Second Man Indicted in Las Vegas 'Road Rage' Shooting

Derrick Andrews is facing charges including murder with use of a deadly weapon.

— -- A second man has been indicted for murder and other charges over a shooting in Las Vegas last month that left a mother of four dead.

Derrick Andrews is being charged with conspiracy to commit murder, murder with use of a deadly weapon, attempted murder with a deadly weapon and discharge of a firearm from or within a structure or vehicle, according to an indictment handed down today.

Andrews is being housed at the Clark County Detention Center, police said. There was no answer at a phone number associated with a Derrick Andrews in Las Vegas.

At the time of Nowsch's arrest, police said they were looking for a second suspect, possibly the driver of a car from which Nowsch allegedly fired shots. In a news release this evening, police said Andrews was the "outstanding driver."

However, the superseding indictment itself alleges Nowsch and Andrews were together when the killing was planned and carried out, making them both complicit. It doesn't specify who allegedly drove the car or fired the shots that killed 44-year-old Tammy Meyers on Feb. 12.

Prosecutors may seek the death penalty in the case, the AP reported.

Meyers was shot in her driveway after she went looking for the other car involved in a "road rage" incident that occurred after she gave her daughter a late-night driving lesson, according to police. During that confrontation, a man got out of the driver's seat of the other car and said, "I'm gonna come back for you and your daughter," Meyers' teenage daughter told police, according to a police warrant.

After Meyers and her daughter arrived home, Meyers' son, Brandon, 22, told his mother to come into their house and call the police, but Meyers insisted on looking for the other car, according to a police timeline of events.

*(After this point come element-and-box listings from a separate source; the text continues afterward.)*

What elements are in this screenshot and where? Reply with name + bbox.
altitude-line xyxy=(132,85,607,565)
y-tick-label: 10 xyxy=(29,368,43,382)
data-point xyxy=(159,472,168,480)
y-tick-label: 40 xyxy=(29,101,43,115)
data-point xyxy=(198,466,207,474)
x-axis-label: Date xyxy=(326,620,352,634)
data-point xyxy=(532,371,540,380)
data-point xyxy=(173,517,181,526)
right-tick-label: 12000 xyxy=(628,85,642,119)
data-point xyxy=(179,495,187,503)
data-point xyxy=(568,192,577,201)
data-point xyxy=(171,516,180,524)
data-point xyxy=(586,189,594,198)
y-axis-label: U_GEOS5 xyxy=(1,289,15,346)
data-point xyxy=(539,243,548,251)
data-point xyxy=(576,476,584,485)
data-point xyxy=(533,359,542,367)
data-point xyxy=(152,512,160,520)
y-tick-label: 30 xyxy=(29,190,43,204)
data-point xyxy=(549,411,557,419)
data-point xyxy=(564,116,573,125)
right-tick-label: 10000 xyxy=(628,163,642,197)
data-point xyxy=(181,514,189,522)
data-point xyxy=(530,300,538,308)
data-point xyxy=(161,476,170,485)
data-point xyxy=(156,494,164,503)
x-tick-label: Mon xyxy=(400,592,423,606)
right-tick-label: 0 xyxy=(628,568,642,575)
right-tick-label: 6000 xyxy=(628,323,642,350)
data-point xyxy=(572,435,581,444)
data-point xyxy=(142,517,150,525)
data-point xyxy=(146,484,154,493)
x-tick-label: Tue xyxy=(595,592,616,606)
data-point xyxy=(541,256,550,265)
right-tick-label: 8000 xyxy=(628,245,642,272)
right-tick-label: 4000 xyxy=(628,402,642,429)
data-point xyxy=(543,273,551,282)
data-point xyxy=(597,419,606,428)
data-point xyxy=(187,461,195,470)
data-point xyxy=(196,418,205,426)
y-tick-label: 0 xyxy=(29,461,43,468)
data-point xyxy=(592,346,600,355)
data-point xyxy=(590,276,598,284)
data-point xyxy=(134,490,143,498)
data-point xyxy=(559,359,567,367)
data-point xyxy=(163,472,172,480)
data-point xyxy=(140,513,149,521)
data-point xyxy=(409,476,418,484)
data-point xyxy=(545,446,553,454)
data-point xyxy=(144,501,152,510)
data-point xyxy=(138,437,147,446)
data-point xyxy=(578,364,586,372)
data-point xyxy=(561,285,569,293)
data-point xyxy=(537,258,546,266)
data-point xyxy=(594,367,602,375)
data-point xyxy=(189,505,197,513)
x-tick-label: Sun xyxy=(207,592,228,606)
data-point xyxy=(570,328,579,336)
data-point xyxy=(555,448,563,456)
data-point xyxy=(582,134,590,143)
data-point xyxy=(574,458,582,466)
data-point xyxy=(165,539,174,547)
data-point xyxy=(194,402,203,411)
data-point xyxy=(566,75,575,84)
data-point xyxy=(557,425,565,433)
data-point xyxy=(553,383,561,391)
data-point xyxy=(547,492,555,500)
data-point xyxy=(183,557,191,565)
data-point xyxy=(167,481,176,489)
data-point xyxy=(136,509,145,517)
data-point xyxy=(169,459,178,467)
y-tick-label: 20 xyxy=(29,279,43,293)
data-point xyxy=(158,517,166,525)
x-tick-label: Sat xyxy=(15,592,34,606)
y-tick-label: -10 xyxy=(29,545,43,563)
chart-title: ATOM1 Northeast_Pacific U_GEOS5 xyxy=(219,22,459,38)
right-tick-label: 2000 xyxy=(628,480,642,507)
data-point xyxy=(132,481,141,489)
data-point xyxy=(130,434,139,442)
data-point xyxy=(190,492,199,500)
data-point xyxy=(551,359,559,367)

The mother and son searched the neighborhood, police have said, and someone apparently followed them home and shot at the Meyers car at two locations, including Meyers' driveway.

Nowsch's lawyer, Conrad Claus, told ABC News in an exclusive interview in February that his client may have been the target, not Meyers, and that no road rage occurred.

"The facts seem to point to self-defense in this situation," Claus said. "It seems to explain the facts we have in front of us more sensibly than any other explanation."

Calls to Claus' office phone number were not answered today.

Samuel Schwartz, attorney for the Meyers family, said this in a statement:

"It looks as if the Las Vegas Metropolitan Police Department has the driver. It is important to remember that there has been a good deal of speculation and publication of pure rumors about what motivated this killing. According to grand jury transcripts, Erich Nowsch admitted to a friend that he thought he was shooting a gang member. He told his friend he thought he had hit one of the people who were “after him.” Instead, he had killed a mother of four children, a wife, and her name has been tarnished by this kind of irresponsible speculation. Tammy Meyers and the Meyers family are the victims here."